Tout comme l'un de mes éclaireurs, Orca est l'un des premiers films à avoir marqué mon enfance. L'image de l'embryon sur le pont du bateau, les cris déchirants de l'orque ou la séquence de la maison qui s'enfonce dans les eaux froides du port, tout cela s'est imprimé de manière indélébile en ma mémoire.
Le film, très bon, n'a pas trop vieilli. Lancé un an ou deux après Les Dents de la Mer pour profiter de l'écume de son succès, le métrage se démarque assez largement de son modèle en insufflant des sentiments humains à son animal titre. Le trauma pivot du film permet d'unir intimement Nolan et sa némésis comme les deux faces d'une même pièce dans ce qu'ils font subir l'un à l'autre ; trauma étrangement similaire pour le pêcheur et l'orque.

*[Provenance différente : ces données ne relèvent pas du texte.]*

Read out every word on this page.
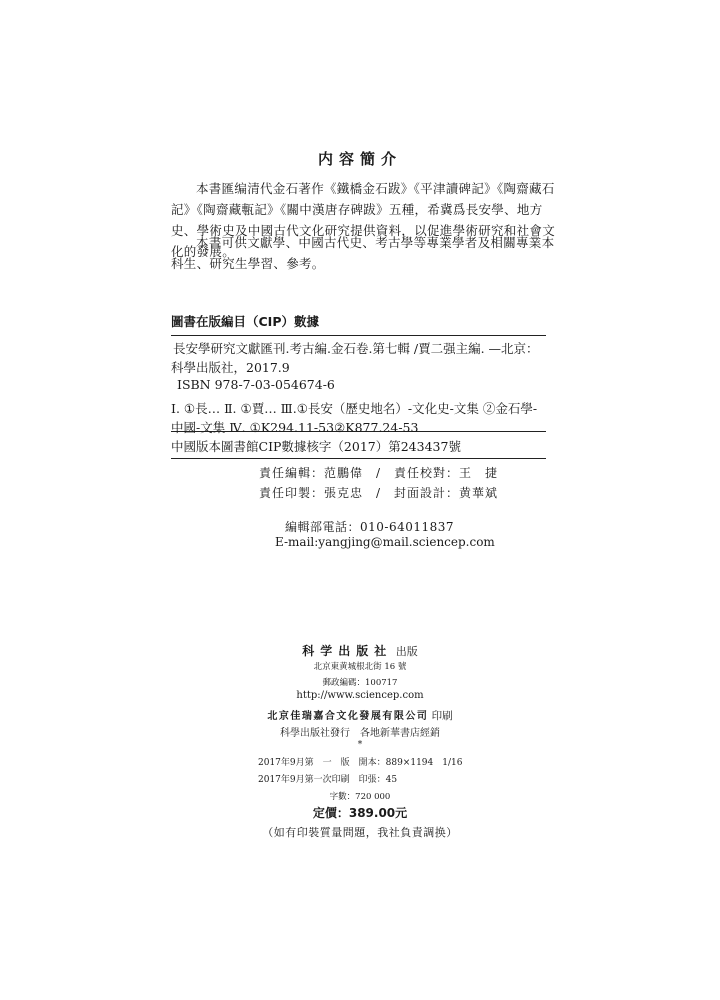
内容簡介
本書匯编清代金石著作《鐵橋金石跋》《平津讀碑記》《陶齋藏石記》《陶齋藏甎記》《關中漢唐存碑跋》五種，希冀爲長安學、地方史、學術史及中國古代文化研究提供資料，以促進學術研究和社會文化的發展。
本書可供文獻學、中國古代史、考古學等專業學者及相關專業本科生、研究生學習、參考。
圖書在版編目（CIP）數據
長安學研究文獻匯刊.考古編.金石卷.第七輯 /賈二强主編. —北京：科學出版社，2017.9
ISBN 978-7-03-054674-6
Ⅰ. ①長… Ⅱ. ①賈… Ⅲ.①長安（歷史地名）-文化史-文集 ②金石學-中國-文集 Ⅳ. ①K294.11-53②K877.24-53
中國版本圖書館CIP數據核字（2017）第243437號
責任編輯：范鵬偉　/　責任校對：王　捷
責任印製：張克忠　/　封面設計：黄華斌
編輯部電話：010-64011837
E-mail:yangjing@mail.sciencep.com
科学出版社 出版
北京東黄城根北街 16 號
郵政編碼：100717
http://www.sciencep.com
北京佳瑞嘉合文化發展有限公司 印刷
科學出版社發行　各地新華書店經銷
*
2017年9月第　一　版　開本：889×1194　1/16
2017年9月第一次印刷　印張：45
字數：720 000
定價：389.00元
（如有印裝質量問題，我社負責調换）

Si parfois les actes de vengeance de l'épaulard peuvent apparaître too much, le film installe cependant une vraie tension en le figurant en train de rôder, telle une menace lourde et invisible, aux alentours du port. Cette tension se manifeste aussi via la réaction de vif rejet des habitants du village, accusant Nolan d'avoir abattu le malheur sur eux, mêlant à la réalité la manifestation de superstitions d'un autre âge.
Quant au final, intense et inéluctable, il anime l'orque, dans un jeu du chat et de la souris pervers, de sentiments terriblement humains : la colère et le désir de revanche.